|
Cherise Fong
Opening April 6th in London, Dublin and Manchester.
Awarded
Best Director at Cannes 2000, its unique screening at last Autumn's London
Film Festival sold out well in advance... As "Crouching Tiger, Hidden
Dragon" continues to conquer the western world, Taiwanese director
Edward Yang's three-hour opus "A One and a Two..." finally made
a sneak preview at the ICA on February 4th.
The intrigue involves the members of a family spanning three generations
in modern-day Taipei, from the grandmother fallen in a coma to the little
boy full of questions on life, but the beauty of the film lies in Yang's
discreet and elegant portrayal of human emotions in common situations.
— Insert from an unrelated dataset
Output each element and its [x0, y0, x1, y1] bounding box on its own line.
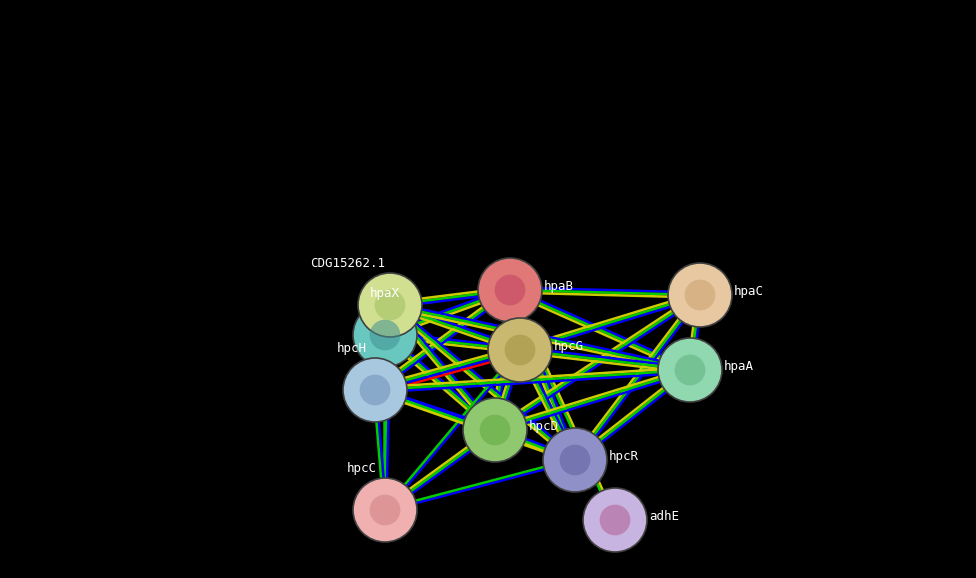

Recreating the spellbinding tempo of his four-hour masterpiece "A
Brighter Summer Day" (which introduced current Ang Lee star Chang
Chen in 1991 as the adolescent gang leader S'ir), each scene of "Yi
Yi" is framed with photographic precision and composed with a cinematic
humour and sensibility which penetrate beyond any need for explicit dialogues
or voyeuristic close-ups. Here any superficial sense of Chinese "inscrutability"
would be an impoverished vision of the camera's attentive distance, for
it is precisely this conscientious window to each character's soul, and
not the incidental English subtitles, which moves us emotionally.
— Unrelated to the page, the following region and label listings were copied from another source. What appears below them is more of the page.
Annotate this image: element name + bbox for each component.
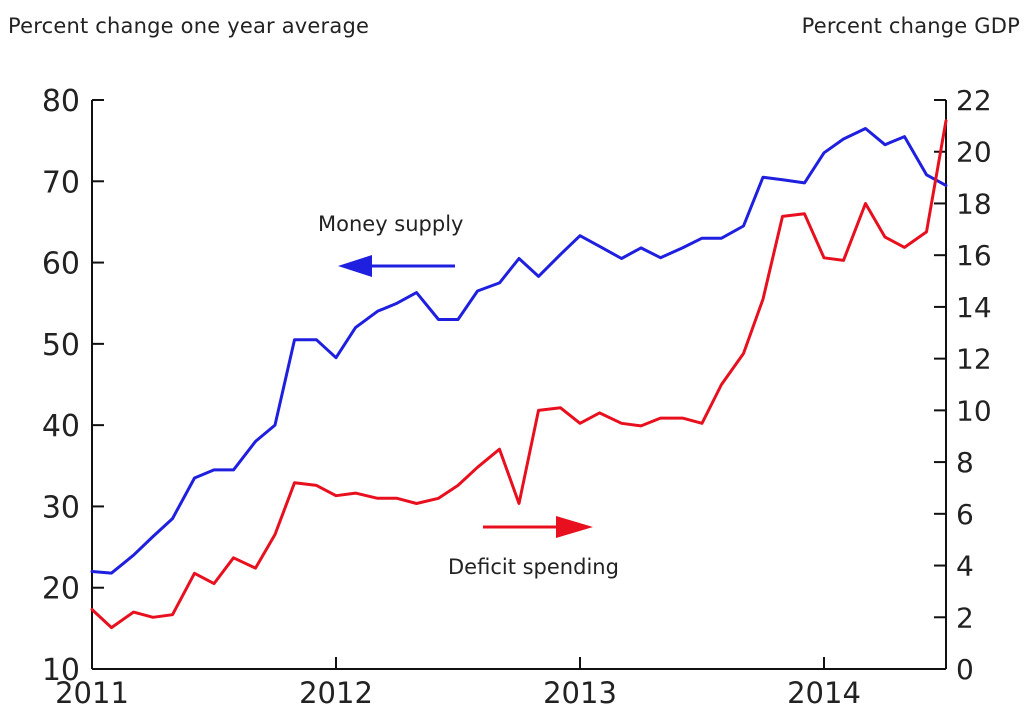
left-tick-label: 50 — [42, 328, 80, 363]
deficit-spending-line — [90, 119, 948, 630]
right-tick-label: 10 — [956, 394, 992, 427]
right-tick-label: 0 — [956, 653, 974, 686]
right-axis-title: Percent change GDP — [801, 14, 1020, 38]
right-tick-label: 2 — [956, 601, 974, 634]
money-supply-label: Money supply — [318, 212, 464, 236]
right-tick-label: 8 — [956, 446, 974, 479]
x-tick-label: 2013 — [543, 676, 617, 710]
right-tick-label: 12 — [956, 343, 992, 376]
left-axis-title: Percent change one year average — [8, 14, 370, 38]
x-tick-label: 2014 — [787, 676, 861, 710]
deficit-spending-arrow-head — [556, 516, 593, 538]
left-tick-label: 40 — [42, 409, 80, 444]
right-tick-label: 4 — [956, 550, 974, 583]
left-tick-label: 30 — [42, 490, 80, 525]
right-tick-label: 16 — [956, 239, 992, 272]
x-tick-label: 2011 — [55, 676, 129, 710]
left-tick-label: 80 — [42, 84, 80, 119]
left-tick-label: 20 — [42, 572, 80, 607]
left-tick-label: 60 — [42, 247, 80, 282]
right-tick-label: 20 — [956, 136, 992, 169]
left-tick-label: 70 — [42, 165, 80, 200]
right-tick-label: 18 — [956, 187, 992, 220]
money-supply-arrow-head — [338, 255, 372, 277]
right-tick-label: 14 — [956, 291, 992, 324]
deficit-spending-label: Deficit spending — [448, 555, 619, 579]
chart-axes: 10 20 30 40 50 60 70 80 0 2 4 6 8 10 12 14 16 18 20 22 2011 2… — [42, 84, 992, 710]
left-tick-label: 10 — [42, 653, 80, 688]
right-tick-label: 6 — [956, 498, 974, 531]
x-tick-label: 2012 — [299, 676, 373, 710]
annotation-arrows — [338, 255, 593, 538]
chart-series — [90, 119, 948, 630]
money-supply-line — [90, 127, 948, 575]
right-tick-label: 22 — [956, 84, 992, 117]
The film closes with the modesty of eight-year-old Yang-Yang (charming
Takeshi Kitano look-alike Jonathan Chang) reading a letter he wrote the
night before to his Pau-Pau at her funeral. So the insolent young photographer
of the back of people's heads ("to show you something you can't see")
confides to his deceased grandmother that he wishes he knew where she
has gone, in order "to tell people something they don't know".